Hello!
Well, we're well into mid-May now and that can mean but one things - storm chasing!
Fairly soon we'll be heading out to the USA so what does the crystal ball say? This season has been mediocre as far as storm chasing chances have been concerned - yes, there have been a few gems but they've often been hard-won by the chasers. Now, a synoptically-evident outbreak of severe storms may give us the best chance of seeing a tornado, but it also attracts a large number of other chasers out. Less obvious set-ups, especially across the western High Plains can yield some great chase action, with not so many people around.
Of course, this kind of talk is something we all like to say when it looks pretty quiet, but truly it is great to be on the vast western prairie with a lone storm and not many people about - last year, on May 27th, we got just that and saw an amazing supercell. Granted, no tornado, but tornadoes are hard to come by anyway, so one should never go out expecting to see one.

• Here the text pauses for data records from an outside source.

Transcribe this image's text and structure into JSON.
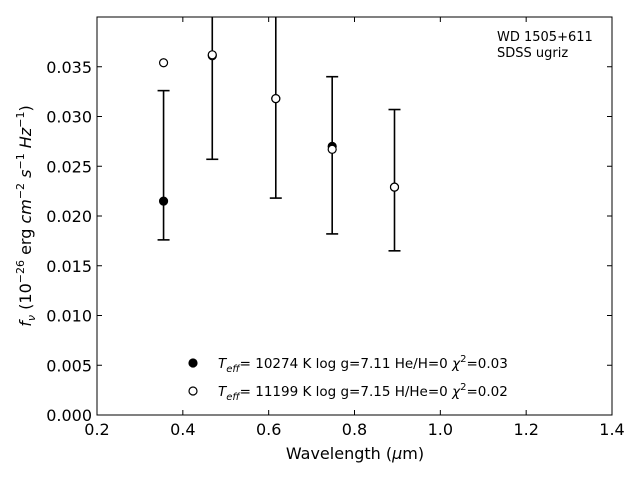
{
  "chart_data": {
    "type": "scatter",
    "xlabel": "Wavelength (μm)",
    "ylabel": "f_ν (10^-26 erg cm^-2 s^-1 Hz^-1)",
    "xlim": [
      0.2,
      1.4
    ],
    "ylim": [
      0.0,
      0.04
    ],
    "x_ticks": [
      0.2,
      0.4,
      0.6,
      0.8,
      1.0,
      1.2,
      1.4
    ],
    "x_tick_labels": [
      "0.2",
      "0.4",
      "0.6",
      "0.8",
      "1.0",
      "1.2",
      "1.4"
    ],
    "y_ticks": [
      0.0,
      0.005,
      0.01,
      0.015,
      0.02,
      0.025,
      0.03,
      0.035
    ],
    "y_tick_labels": [
      "0.000",
      "0.005",
      "0.010",
      "0.015",
      "0.020",
      "0.025",
      "0.030",
      "0.035"
    ],
    "grid": false,
    "annotation_lines": [
      "WD 1505+611",
      "SDSS ugriz"
    ],
    "observed": {
      "x": [
        0.3551,
        0.4686,
        0.6166,
        0.748,
        0.8932
      ],
      "y": [
        0.0215,
        0.036,
        0.0318,
        0.0268,
        0.0229
      ],
      "y_low": [
        0.0176,
        0.0257,
        0.0218,
        0.0182,
        0.0165
      ],
      "y_high": [
        0.0326,
        0.0462,
        0.0418,
        0.034,
        0.0307
      ]
    },
    "series": [
      {
        "marker": "filled-circle",
        "x": [
          0.3551,
          0.4686,
          0.6166,
          0.748,
          0.8932
        ],
        "y": [
          0.0215,
          0.0361,
          0.0318,
          0.027,
          0.0229
        ]
      },
      {
        "marker": "open-circle",
        "x": [
          0.3551,
          0.4686,
          0.6166,
          0.748,
          0.8932
        ],
        "y": [
          0.0354,
          0.0362,
          0.0318,
          0.0267,
          0.0229
        ]
      }
    ],
    "legend": {
      "position": "bottom-center",
      "entries": [
        {
          "marker": "filled-circle",
          "teff": "10274",
          "logg": "7.11",
          "comp": "He/H=0",
          "chi2": "0.03"
        },
        {
          "marker": "open-circle",
          "teff": "11199",
          "logg": "7.15",
          "comp": "H/He=0",
          "chi2": "0.02"
        }
      ]
    }
  }
}
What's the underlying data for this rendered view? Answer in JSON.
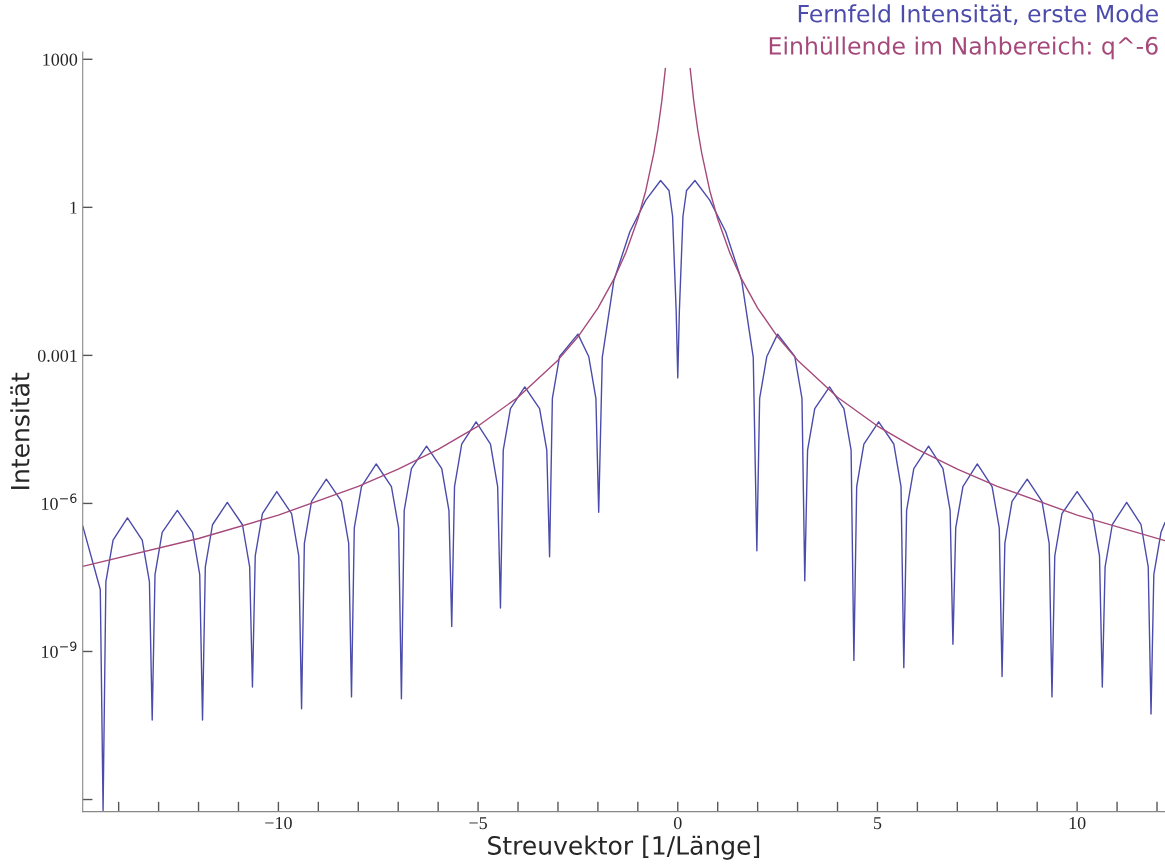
{
  "chart_data": {
    "type": "line",
    "xlabel": "Streuvektor [1/Länge]",
    "ylabel": "Intensität",
    "log": "y",
    "grid": false,
    "legend": "top right",
    "marker": "none",
    "line_style": "solid",
    "xlim": [
      -14.9,
      12.2
    ],
    "ylim": [
      5.7e-13,
      1400
    ],
    "xticks": [
      {
        "value": -14,
        "label": null
      },
      {
        "value": -13,
        "label": null
      },
      {
        "value": -12,
        "label": null
      },
      {
        "value": -11,
        "label": null
      },
      {
        "value": -10,
        "label": "−10"
      },
      {
        "value": -9,
        "label": null
      },
      {
        "value": -8,
        "label": null
      },
      {
        "value": -7,
        "label": null
      },
      {
        "value": -6,
        "label": null
      },
      {
        "value": -5,
        "label": "−5"
      },
      {
        "value": -4,
        "label": null
      },
      {
        "value": -3,
        "label": null
      },
      {
        "value": -2,
        "label": null
      },
      {
        "value": -1,
        "label": null
      },
      {
        "value": 0,
        "label": "0"
      },
      {
        "value": 1,
        "label": null
      },
      {
        "value": 2,
        "label": null
      },
      {
        "value": 3,
        "label": null
      },
      {
        "value": 4,
        "label": null
      },
      5,
      {
        "value": 6,
        "label": null
      },
      {
        "value": 7,
        "label": null
      },
      {
        "value": 8,
        "label": null
      },
      {
        "value": 9,
        "label": null
      },
      10,
      {
        "value": 11,
        "label": null
      },
      {
        "value": 12,
        "label": null
      }
    ],
    "yticks": [
      1000,
      1,
      0.001,
      {
        "value": 1e-06,
        "label": "10$^{−6}$"
      },
      {
        "value": 1e-09,
        "label": "10$^{−9}$"
      },
      {
        "value": 1e-12,
        "label": null
      }
    ],
    "series": [
      {
        "name": "Fernfeld Intensität, erste Mode",
        "color": "#4b4bab",
        "x": [
          -14.9,
          -14.46,
          -14.39,
          -14.32,
          -14.14,
          -13.78,
          -13.41,
          -13.23,
          -13.16,
          -13.09,
          -12.91,
          -12.53,
          -12.15,
          -11.97,
          -11.9,
          -11.83,
          -11.65,
          -11.28,
          -10.9,
          -10.72,
          -10.65,
          -10.58,
          -10.4,
          -10.04,
          -9.67,
          -9.49,
          -9.42,
          -9.35,
          -9.17,
          -8.8,
          -8.42,
          -8.24,
          -8.17,
          -8.1,
          -7.92,
          -7.55,
          -7.17,
          -6.99,
          -6.92,
          -6.85,
          -6.67,
          -6.29,
          -5.91,
          -5.73,
          -5.66,
          -5.59,
          -5.41,
          -5.05,
          -4.69,
          -4.51,
          -4.44,
          -4.37,
          -4.19,
          -3.83,
          -3.46,
          -3.28,
          -3.21,
          -3.14,
          -2.96,
          -2.5,
          -2.23,
          -2.05,
          -1.98,
          -1.89,
          -1.6,
          -1.2,
          -0.8,
          -0.43,
          -0.22,
          -0.13,
          -0.04,
          0,
          0.04,
          0.13,
          0.22,
          0.43,
          0.8,
          1.2,
          1.6,
          1.89,
          1.98,
          2.05,
          2.23,
          2.5,
          2.93,
          3.11,
          3.18,
          3.25,
          3.43,
          3.8,
          4.16,
          4.34,
          4.41,
          4.48,
          4.66,
          5.03,
          5.41,
          5.59,
          5.66,
          5.73,
          5.91,
          6.28,
          6.64,
          6.82,
          6.89,
          6.96,
          7.14,
          7.5,
          7.87,
          8.05,
          8.12,
          8.19,
          8.37,
          8.75,
          9.12,
          9.3,
          9.37,
          9.44,
          9.62,
          10.0,
          10.38,
          10.56,
          10.63,
          10.7,
          10.88,
          11.24,
          11.6,
          11.78,
          11.85,
          11.92,
          12.1,
          12.2
        ],
        "values": [
          3.5e-07,
          1.8e-08,
          6e-13,
          2.6e-08,
          1.8e-07,
          5.1e-07,
          1.8e-07,
          2.6e-08,
          4.1e-11,
          3.6e-08,
          2.6e-07,
          7.2e-07,
          2.6e-07,
          3.6e-08,
          4.1e-11,
          5.2e-08,
          3.7e-07,
          1.05e-06,
          3.7e-07,
          5.2e-08,
          1.9e-10,
          8.7e-08,
          6.2e-07,
          1.74e-06,
          6.2e-07,
          8.7e-08,
          6.9e-11,
          1.55e-07,
          1.1e-06,
          3.1e-06,
          1.1e-06,
          1.55e-07,
          1.2e-10,
          3.2e-07,
          2.2e-06,
          6.3e-06,
          2.2e-06,
          3.2e-07,
          1.1e-10,
          7.2e-07,
          5.1e-06,
          1.45e-05,
          5.1e-06,
          7.2e-07,
          3.2e-09,
          2.2e-06,
          1.6e-05,
          4.5e-05,
          1.6e-05,
          2.2e-06,
          7.6e-09,
          1.2e-05,
          8.3e-05,
          0.00023,
          8.3e-05,
          1.2e-05,
          8.3e-08,
          0.000135,
          0.00095,
          0.0027,
          0.00095,
          0.000135,
          6.6e-07,
          0.00091,
          0.033,
          0.32,
          1.4,
          3.5,
          2.2,
          0.66,
          0.0079,
          0.00035,
          0.0079,
          0.66,
          2.2,
          3.5,
          1.4,
          0.32,
          0.033,
          0.00091,
          1.1e-07,
          0.000135,
          0.00095,
          0.0027,
          0.00095,
          0.000135,
          2.7e-08,
          1.2e-05,
          8.3e-05,
          0.00023,
          8.3e-05,
          1.2e-05,
          6.6e-10,
          2.2e-06,
          1.6e-05,
          4.5e-05,
          1.6e-05,
          2.2e-06,
          4.7e-10,
          7.2e-07,
          5.1e-06,
          1.45e-05,
          5.1e-06,
          7.2e-07,
          1.4e-09,
          3.2e-07,
          2.2e-06,
          6.3e-06,
          2.2e-06,
          3.2e-07,
          3.1e-10,
          1.55e-07,
          1.1e-06,
          3.1e-06,
          1.1e-06,
          1.55e-07,
          1.2e-10,
          8.7e-08,
          6.2e-07,
          1.74e-06,
          6.2e-07,
          8.7e-08,
          1.9e-10,
          5.2e-08,
          3.7e-07,
          1.05e-06,
          3.7e-07,
          5.2e-08,
          5.4e-11,
          3.6e-08,
          2.6e-07,
          4.1e-07
        ]
      },
      {
        "name": "Einhüllende im Nahbereich: q^-6",
        "color": "#a5497a",
        "x": [
          -14.9,
          -12,
          -10,
          -8,
          -7,
          -6,
          -5,
          -4,
          -3,
          -2.5,
          -2,
          -1.6,
          -1.3,
          -1,
          -0.8,
          -0.6,
          -0.5,
          -0.4,
          -0.31,
          0,
          0.31,
          0.4,
          0.5,
          0.6,
          0.8,
          1,
          1.3,
          1.6,
          2,
          2.5,
          3,
          4,
          5,
          6,
          7,
          8,
          10,
          12.2
        ],
        "values": [
          5.3e-08,
          1.95e-07,
          5.8e-07,
          2.22e-06,
          4.95e-06,
          1.25e-05,
          3.7e-05,
          0.000142,
          0.0008,
          0.00238,
          0.0091,
          0.035,
          0.121,
          0.58,
          2.2,
          12.5,
          37,
          142,
          656,
          null,
          656,
          142,
          37,
          12.5,
          2.2,
          0.58,
          0.121,
          0.035,
          0.0091,
          0.00238,
          0.0008,
          0.000142,
          3.7e-05,
          1.25e-05,
          4.95e-06,
          2.22e-06,
          5.8e-07,
          1.76e-07
        ]
      }
    ]
  }
}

Anyway, back to this year. The pattern has been dominated by 'blocking' the atmosphere - that is, large, slow-moving areas of high pressure with the jet stream splitting around them - rather than a more mobile pattern where trough push into the western USA, encourage moisture-laden air to surge northwards from the Gulf of Mexico, and help outbreaks of severe storms to form. Much more modest mid-level flow has been present, but, at times, steep lapse have overspread reasonable moisture and given some good supercells, and one or two tornadoes.
Chasers over the next couple of days will have a trough in the sub-tropical jet moving into the Plains, so some severe storms, and perhaps a few tornadoes, will be possible - but they will have to work for them.
Early next week, modest ridging will move over the western Plains before a weak upper trough moves NE through the Great Basin, potentially bringing enough mid-level flow to the High Plains to induce lee troughing, thunderstorms development, and perhaps isolated supercells. So there should be storms to chase through part of next week at least.
Later in the week and into the following weekend it becomes much more difficult to find a consistent signal in the models - they don't do well with blocky patterns. It looks like a trough will approach the Pacific Northwest but if recent weeks are anything to go by, it will split from the jet and throw some kind of ridge across central parts of the US, but the southern branch of the jet could well still affect the central/southern Plains. A few runs of ensembles have tried to make it more into a deeper trough out west, but we'll see! Another possibility is that a deeper trough runs ESE across Canada, inducing more of a NW flow into the Plains, with a ridge out west.
Whatever happens we'll enjoy the nomadic lifestyle, the food, and simply being out in the vastness of the Plains!